Recent collaborations of Idiap with industry has witnessed a large interest and potential of self-dependent smart sound devices to be deployed for security, surveillance, or emergency applications. CSEM developments in building occupancy detection and monitoring using embedded vision have led to the creation of a successful start-up (SNAP Sensor) now owned by Analog Devices (ADI). Great interest has been raised by the industry to cover the segment of elder care in order to detect and manage critical situations (falls, distress, …).
However, visual detection and localization of people in buildings finds limitations in many equivocal situations where the absence of motion or presence of artefacts are fooling the detection.
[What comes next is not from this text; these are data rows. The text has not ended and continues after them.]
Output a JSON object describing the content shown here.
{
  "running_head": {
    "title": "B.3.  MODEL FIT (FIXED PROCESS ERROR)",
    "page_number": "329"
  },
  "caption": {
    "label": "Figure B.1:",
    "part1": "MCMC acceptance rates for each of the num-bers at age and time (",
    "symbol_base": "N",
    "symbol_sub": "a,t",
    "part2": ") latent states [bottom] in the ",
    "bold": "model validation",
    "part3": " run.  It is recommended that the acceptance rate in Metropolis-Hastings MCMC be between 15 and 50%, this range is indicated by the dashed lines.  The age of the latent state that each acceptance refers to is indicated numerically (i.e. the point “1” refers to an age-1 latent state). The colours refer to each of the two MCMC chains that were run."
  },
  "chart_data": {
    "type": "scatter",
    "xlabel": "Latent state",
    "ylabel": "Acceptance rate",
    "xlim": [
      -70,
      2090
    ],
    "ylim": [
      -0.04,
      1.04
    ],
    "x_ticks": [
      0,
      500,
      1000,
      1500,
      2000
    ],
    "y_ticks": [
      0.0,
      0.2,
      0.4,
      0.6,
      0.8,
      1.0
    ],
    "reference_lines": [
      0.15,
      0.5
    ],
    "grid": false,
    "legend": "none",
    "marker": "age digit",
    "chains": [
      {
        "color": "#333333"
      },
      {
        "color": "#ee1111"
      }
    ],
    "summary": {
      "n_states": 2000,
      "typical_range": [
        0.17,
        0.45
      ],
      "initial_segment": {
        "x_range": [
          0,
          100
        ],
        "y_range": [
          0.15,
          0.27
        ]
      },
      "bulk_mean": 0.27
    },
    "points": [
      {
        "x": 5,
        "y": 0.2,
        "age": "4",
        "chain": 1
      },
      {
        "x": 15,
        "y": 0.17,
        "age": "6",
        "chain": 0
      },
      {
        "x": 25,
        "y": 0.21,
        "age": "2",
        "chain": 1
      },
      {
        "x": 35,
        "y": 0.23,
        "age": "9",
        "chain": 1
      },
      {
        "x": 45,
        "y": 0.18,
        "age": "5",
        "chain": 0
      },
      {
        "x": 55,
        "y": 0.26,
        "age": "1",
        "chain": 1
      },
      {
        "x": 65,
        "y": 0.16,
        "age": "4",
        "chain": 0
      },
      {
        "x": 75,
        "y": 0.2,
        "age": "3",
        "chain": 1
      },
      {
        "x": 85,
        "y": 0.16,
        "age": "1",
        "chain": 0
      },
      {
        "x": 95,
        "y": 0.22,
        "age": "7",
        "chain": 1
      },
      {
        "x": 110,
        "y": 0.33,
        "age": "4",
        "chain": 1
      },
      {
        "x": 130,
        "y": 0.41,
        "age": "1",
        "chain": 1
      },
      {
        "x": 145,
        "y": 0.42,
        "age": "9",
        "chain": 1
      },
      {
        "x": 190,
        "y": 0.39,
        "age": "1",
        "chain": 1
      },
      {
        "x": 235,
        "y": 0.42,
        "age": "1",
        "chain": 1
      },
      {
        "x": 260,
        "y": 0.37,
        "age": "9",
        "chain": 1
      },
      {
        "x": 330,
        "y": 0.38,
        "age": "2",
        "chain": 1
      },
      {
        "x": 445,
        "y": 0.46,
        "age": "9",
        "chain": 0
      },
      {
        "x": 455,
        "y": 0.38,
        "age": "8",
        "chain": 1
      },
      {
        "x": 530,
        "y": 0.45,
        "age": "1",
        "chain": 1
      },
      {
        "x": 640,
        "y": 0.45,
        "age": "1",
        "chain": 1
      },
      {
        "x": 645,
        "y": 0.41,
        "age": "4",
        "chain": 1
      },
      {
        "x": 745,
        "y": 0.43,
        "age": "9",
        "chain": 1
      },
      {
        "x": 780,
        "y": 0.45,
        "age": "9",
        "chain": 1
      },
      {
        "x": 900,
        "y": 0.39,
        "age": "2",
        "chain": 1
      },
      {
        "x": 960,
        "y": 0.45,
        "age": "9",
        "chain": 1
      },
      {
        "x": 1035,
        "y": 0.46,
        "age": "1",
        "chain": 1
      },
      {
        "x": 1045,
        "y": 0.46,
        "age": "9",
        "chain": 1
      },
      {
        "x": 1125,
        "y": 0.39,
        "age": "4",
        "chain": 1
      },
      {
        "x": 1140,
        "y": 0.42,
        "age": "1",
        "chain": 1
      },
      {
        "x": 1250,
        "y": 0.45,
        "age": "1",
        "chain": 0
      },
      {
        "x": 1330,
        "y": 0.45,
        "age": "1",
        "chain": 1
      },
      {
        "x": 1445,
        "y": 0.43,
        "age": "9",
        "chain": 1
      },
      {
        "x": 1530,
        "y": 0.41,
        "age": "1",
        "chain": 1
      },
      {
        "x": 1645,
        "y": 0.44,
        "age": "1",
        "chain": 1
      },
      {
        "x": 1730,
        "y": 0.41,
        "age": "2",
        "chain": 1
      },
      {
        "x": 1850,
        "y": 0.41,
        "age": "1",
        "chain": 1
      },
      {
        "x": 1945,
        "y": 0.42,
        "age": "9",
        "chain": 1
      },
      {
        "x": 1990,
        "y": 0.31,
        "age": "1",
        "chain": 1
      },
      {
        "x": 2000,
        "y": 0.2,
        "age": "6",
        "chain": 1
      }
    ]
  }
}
Furthermore, the clues necessary to evaluate the criticality of a situation (people care) are often absent from the visual signal. The goal of the present project is to bring a complementary information from the analysis of ambient sound and combine it to the outcomes of the visual analysis. This will radically improve the robustness of the system (going multi-modal) and bring the necessary features (speech analysis, sound localisation, and automatic speaker and speech recognition) to address the considered market segments.
The combination of the visual and sound information will take place in an embedded platform providing industrial grade vision sensing together with a front-end comprising up to 4 microphones whose baseline will be compatible with system dimensions (max 15cm). A dedicated computing resource will be allocated to sound processing (resource sharing isn’t wise to address in a first project), that will be selected during the course of the project (depending on results of the algorithms optimization). CSEM will prepare an adequate platform to support the demonstration and provide expertise in visual analysis and data fusion.